Incluso con nuestro traductor, nos pudimos comunicar sólo un poco con ellas, excepto por las señas y las expresiones. Nuestro traductor hablaba árabe, el idioma oficial de los países al Norte de África. Pero la madre, quien lucía años mayor de su verdadera edad, sólo hablaba el idioma local berebere. Su hija, quien había ido algunos años a la escuela primaria, hablaba un poco de árabe –lo suficiente para decir que tenía 12 ó 13 años y que ya no iba a la escuela. Cuando le preguntamos por qué, se encogió de hombros y miró a su alrededor. Allí, en medio de ovejas balando, en este remoto lugar donde la vida no es tan diferente de lo que era hace un siglo o dos, parecía no tener mucho caso aprender a leer y a escribir.

El analfabetismo es otro obstáculo en cuanto a compartir el Evangelio con los bereberes. Muchos, especialmente aquéllos en áreas rurales, deben ser alcanzados oralmente, escuchando el Evangelio; los materiales impresos tienen un uso limitado con tal audiencia. Además, ni uno de los idiomas hablados entre los bereberes en el Norte de África cuenta con una traducción completa de la Biblia.
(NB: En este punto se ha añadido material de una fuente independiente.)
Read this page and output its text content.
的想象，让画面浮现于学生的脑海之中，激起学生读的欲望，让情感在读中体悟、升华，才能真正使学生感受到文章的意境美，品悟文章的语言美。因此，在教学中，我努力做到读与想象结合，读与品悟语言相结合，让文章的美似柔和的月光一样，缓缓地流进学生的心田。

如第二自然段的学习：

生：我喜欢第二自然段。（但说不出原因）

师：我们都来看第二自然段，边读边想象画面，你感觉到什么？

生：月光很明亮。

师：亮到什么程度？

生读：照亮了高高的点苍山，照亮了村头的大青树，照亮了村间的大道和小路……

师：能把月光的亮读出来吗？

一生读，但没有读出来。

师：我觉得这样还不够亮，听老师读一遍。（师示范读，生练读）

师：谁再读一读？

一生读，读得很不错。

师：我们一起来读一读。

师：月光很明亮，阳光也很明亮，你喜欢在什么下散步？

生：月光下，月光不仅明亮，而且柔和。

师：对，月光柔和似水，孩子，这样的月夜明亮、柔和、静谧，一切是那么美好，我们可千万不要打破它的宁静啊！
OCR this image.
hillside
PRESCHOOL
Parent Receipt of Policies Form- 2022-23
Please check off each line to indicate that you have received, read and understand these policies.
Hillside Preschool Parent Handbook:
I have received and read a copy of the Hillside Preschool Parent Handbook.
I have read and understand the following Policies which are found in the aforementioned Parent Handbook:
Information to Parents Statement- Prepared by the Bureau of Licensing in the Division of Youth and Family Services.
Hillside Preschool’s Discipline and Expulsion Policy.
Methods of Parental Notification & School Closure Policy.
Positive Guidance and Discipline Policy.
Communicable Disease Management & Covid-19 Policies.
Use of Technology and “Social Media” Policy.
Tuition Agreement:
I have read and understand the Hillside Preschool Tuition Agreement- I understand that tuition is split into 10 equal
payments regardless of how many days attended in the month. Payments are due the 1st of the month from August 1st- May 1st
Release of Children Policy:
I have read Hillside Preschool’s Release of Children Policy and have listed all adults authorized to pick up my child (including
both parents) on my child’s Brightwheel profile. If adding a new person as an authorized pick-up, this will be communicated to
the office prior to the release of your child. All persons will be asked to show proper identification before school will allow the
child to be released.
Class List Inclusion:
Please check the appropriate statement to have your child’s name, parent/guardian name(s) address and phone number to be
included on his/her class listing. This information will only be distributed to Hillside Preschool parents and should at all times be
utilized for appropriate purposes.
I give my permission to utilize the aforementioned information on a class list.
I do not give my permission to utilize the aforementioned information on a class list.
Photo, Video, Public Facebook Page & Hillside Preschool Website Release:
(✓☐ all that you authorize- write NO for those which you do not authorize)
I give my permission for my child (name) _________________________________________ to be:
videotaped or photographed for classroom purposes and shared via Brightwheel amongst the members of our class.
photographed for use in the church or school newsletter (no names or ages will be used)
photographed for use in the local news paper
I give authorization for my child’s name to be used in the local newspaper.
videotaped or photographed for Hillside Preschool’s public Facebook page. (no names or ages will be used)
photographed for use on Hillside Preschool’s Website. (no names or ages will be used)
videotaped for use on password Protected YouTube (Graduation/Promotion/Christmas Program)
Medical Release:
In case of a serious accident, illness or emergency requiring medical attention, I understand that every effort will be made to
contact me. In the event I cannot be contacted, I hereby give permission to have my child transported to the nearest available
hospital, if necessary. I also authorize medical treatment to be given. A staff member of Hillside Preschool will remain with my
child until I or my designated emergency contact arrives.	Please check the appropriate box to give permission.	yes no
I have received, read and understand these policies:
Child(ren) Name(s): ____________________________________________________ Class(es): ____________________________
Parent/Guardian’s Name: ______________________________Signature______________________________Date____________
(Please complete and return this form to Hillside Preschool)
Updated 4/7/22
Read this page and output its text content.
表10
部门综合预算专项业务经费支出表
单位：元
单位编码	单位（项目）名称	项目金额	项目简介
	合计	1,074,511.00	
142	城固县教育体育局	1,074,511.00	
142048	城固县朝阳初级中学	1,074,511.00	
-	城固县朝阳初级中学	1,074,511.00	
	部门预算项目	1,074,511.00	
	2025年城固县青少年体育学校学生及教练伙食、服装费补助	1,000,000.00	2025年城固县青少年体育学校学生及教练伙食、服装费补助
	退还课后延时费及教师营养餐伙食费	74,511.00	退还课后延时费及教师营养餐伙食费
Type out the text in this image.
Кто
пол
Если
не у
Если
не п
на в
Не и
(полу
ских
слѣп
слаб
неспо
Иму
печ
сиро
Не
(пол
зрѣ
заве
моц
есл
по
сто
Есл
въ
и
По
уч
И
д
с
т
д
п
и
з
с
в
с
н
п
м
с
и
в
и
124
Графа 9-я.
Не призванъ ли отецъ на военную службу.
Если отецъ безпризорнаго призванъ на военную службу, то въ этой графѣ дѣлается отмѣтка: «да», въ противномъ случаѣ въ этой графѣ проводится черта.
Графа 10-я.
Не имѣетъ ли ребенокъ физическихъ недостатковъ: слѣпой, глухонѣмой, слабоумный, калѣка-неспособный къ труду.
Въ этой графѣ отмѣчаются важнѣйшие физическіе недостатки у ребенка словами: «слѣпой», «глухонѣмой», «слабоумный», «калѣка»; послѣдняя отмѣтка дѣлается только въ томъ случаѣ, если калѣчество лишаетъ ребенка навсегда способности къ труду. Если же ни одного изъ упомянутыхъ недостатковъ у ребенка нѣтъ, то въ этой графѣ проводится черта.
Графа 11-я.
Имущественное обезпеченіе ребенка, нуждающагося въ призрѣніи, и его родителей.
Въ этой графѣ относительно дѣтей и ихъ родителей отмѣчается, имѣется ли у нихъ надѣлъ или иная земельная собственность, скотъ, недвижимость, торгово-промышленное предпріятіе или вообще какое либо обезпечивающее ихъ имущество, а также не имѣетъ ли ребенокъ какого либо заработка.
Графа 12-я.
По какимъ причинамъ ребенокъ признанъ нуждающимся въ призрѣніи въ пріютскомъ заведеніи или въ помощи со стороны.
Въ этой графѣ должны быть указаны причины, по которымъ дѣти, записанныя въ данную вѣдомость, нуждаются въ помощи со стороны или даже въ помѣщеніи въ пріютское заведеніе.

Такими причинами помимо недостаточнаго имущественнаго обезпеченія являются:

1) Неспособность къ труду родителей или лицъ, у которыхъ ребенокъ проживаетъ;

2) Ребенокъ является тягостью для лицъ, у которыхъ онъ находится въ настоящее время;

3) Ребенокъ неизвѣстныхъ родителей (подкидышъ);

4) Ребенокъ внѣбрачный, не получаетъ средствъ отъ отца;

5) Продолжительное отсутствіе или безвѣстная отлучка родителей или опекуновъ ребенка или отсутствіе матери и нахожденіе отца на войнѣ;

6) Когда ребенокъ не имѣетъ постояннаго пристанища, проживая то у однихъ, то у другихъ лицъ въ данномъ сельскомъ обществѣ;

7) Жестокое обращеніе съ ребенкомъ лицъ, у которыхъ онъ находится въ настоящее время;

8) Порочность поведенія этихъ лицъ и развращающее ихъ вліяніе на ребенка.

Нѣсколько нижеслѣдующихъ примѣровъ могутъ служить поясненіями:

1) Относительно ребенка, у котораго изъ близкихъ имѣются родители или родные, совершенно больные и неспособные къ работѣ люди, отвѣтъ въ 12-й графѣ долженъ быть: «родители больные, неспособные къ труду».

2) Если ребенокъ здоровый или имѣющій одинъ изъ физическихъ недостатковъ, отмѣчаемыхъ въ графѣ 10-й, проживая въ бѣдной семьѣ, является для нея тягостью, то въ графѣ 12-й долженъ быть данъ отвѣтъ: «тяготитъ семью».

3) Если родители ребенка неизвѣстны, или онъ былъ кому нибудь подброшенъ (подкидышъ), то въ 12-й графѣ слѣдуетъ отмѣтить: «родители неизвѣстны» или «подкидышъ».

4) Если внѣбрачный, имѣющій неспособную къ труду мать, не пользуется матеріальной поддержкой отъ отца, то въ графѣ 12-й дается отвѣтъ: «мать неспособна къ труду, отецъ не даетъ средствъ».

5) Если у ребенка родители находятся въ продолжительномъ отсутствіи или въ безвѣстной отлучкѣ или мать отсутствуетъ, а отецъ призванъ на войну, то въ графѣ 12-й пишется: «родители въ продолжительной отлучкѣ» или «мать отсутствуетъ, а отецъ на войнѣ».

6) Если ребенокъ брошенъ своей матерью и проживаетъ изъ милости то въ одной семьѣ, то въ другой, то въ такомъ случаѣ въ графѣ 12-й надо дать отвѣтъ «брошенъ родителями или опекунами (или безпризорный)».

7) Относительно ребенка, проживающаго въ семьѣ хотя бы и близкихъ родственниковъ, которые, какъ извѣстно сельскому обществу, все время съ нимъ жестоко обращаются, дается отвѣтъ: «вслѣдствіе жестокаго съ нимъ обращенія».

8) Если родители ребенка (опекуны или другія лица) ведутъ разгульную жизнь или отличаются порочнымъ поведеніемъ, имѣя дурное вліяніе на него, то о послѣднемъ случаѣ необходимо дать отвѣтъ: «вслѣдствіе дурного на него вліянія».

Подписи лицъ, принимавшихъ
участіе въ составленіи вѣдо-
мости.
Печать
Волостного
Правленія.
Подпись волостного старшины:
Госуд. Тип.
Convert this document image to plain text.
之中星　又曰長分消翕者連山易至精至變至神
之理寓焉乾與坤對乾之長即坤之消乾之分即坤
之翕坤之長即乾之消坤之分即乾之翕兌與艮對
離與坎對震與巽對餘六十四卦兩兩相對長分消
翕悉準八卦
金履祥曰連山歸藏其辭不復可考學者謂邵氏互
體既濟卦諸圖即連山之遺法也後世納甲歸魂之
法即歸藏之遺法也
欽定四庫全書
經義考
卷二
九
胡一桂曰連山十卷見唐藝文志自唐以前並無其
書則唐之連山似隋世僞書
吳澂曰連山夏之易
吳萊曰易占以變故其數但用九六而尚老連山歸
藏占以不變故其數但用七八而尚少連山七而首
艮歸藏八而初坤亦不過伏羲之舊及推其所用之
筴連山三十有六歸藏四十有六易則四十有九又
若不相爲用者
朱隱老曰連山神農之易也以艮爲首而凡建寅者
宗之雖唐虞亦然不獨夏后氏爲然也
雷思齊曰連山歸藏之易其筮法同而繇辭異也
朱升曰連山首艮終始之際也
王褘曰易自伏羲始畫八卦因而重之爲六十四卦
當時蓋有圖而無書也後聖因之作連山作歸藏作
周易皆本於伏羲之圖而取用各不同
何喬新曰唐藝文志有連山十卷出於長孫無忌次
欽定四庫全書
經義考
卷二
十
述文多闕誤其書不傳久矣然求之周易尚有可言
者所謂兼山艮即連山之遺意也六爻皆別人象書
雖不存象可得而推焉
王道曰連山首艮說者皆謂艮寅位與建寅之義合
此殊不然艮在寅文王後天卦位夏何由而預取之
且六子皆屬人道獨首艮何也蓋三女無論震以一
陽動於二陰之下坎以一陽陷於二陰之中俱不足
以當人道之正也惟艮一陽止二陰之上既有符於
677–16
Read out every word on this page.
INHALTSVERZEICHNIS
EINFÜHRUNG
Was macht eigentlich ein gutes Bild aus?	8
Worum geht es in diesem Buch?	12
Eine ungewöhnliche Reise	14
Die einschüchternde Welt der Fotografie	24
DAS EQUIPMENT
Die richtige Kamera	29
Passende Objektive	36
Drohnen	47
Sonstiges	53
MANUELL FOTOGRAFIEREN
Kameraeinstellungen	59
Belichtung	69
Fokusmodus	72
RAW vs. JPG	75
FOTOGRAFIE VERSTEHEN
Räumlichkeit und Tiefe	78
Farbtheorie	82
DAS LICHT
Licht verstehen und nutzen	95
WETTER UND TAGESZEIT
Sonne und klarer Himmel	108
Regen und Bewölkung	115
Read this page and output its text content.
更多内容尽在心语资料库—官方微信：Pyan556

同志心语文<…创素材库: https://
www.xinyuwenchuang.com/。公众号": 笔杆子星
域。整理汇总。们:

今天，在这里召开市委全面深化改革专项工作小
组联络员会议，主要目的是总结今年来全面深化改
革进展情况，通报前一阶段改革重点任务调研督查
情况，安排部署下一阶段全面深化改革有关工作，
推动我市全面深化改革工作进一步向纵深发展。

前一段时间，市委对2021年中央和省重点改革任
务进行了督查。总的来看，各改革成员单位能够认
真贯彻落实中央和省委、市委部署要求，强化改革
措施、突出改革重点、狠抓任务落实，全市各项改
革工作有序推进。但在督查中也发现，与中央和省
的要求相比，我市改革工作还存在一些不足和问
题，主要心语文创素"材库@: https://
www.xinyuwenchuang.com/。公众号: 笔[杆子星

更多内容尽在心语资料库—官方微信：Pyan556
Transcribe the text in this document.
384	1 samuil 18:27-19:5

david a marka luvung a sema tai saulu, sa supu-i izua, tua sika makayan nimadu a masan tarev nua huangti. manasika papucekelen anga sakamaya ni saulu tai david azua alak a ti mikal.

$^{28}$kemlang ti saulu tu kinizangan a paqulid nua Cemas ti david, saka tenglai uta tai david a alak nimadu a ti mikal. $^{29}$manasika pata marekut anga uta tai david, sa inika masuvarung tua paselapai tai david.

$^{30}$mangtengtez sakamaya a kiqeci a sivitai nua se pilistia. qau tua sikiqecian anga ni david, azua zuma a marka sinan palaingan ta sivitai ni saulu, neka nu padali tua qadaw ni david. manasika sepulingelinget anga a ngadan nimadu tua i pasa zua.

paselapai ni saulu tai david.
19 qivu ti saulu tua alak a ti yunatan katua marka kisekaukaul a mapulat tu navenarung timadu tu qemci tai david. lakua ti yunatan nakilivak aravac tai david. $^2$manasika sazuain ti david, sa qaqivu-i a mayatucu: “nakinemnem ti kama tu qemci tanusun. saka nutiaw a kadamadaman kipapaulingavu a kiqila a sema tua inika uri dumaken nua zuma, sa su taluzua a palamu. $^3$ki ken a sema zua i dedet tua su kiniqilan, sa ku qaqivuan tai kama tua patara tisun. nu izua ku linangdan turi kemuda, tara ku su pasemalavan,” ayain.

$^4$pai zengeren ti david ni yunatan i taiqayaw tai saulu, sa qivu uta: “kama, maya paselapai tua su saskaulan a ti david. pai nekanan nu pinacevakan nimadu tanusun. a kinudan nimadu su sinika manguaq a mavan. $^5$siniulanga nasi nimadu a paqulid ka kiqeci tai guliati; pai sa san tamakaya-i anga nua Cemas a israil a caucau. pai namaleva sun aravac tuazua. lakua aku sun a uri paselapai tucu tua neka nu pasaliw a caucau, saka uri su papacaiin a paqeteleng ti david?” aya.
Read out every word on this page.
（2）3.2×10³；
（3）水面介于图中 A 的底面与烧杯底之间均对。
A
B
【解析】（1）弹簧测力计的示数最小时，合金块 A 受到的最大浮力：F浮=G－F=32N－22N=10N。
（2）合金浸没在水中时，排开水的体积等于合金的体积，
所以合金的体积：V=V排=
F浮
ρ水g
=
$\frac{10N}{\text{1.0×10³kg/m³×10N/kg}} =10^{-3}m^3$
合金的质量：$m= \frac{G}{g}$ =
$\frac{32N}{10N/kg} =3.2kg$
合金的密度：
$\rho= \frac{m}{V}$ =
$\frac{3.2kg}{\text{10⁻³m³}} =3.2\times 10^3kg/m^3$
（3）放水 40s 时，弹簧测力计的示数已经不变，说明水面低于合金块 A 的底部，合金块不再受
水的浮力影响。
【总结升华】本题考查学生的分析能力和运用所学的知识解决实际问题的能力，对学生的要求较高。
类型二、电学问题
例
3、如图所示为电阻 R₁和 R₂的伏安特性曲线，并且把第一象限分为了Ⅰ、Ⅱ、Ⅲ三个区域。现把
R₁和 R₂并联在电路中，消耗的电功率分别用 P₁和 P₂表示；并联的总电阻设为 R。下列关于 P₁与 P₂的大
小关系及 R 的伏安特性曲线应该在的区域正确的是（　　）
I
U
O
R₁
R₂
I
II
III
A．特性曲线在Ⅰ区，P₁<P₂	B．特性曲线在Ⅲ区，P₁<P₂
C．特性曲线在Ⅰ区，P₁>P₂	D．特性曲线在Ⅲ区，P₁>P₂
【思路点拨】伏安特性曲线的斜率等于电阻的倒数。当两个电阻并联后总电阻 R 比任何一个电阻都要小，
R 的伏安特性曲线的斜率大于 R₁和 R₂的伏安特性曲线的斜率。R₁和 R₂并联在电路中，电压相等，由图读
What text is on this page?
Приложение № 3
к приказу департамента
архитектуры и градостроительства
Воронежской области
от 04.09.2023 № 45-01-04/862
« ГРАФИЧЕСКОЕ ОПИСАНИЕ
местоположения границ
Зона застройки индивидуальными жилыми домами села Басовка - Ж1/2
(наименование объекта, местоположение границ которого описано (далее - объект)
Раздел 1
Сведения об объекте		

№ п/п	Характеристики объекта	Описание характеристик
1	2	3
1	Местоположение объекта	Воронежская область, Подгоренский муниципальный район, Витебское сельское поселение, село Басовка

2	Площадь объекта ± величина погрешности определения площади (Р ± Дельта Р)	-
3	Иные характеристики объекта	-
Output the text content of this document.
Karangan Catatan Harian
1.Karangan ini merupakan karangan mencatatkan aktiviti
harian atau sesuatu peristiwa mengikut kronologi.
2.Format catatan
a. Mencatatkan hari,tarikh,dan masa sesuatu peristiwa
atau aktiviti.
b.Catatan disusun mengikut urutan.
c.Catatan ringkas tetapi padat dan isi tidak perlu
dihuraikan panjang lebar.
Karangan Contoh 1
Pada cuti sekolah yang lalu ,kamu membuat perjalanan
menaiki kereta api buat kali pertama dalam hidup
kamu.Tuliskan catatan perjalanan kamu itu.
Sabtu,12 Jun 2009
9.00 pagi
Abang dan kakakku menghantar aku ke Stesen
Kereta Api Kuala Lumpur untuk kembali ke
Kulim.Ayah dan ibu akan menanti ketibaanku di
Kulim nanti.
Llamados “bereberes” por el resto del mundo, ellos mismos se llaman imazighen, que significa “hombres libres.” Sin embargo, no lo son. Desde el siglo XII, cuando los invasores árabes llevaron el Islam junto con la dominación de esta tierra y sus habitantes, los bereberes han estado cubiertos por siglos de opresión espiritual. “Ser del África del Norte, es ser un musulmán” es una frase común en esa área. Y en estos países musulmanes, la ley prohíbe que los cristianos hagan proselitismo.

Después de unos minutos, aparecieron dos hermanos por la cresta y cruzaron el arroyo hacia nosotros. El hermano mayor entendía más árabe así que pudimos conversar un poco. Esperábamos poder dejarles algo. No podíamos hablar su idioma berebere, pero podíamos dejarles materiales cristianos en ese lenguaje—un DVD de la película “Jesús,” o acaso otros materiales grabados sobre el Evangelio. Pero los hermanos nos explicaron que donde vivían no tenían electricidad ni una televisión. Les preguntamos si podían usar una cinta en cassette. Pero tampoco tenían una reproductora de cassettes, incluso ni un radio.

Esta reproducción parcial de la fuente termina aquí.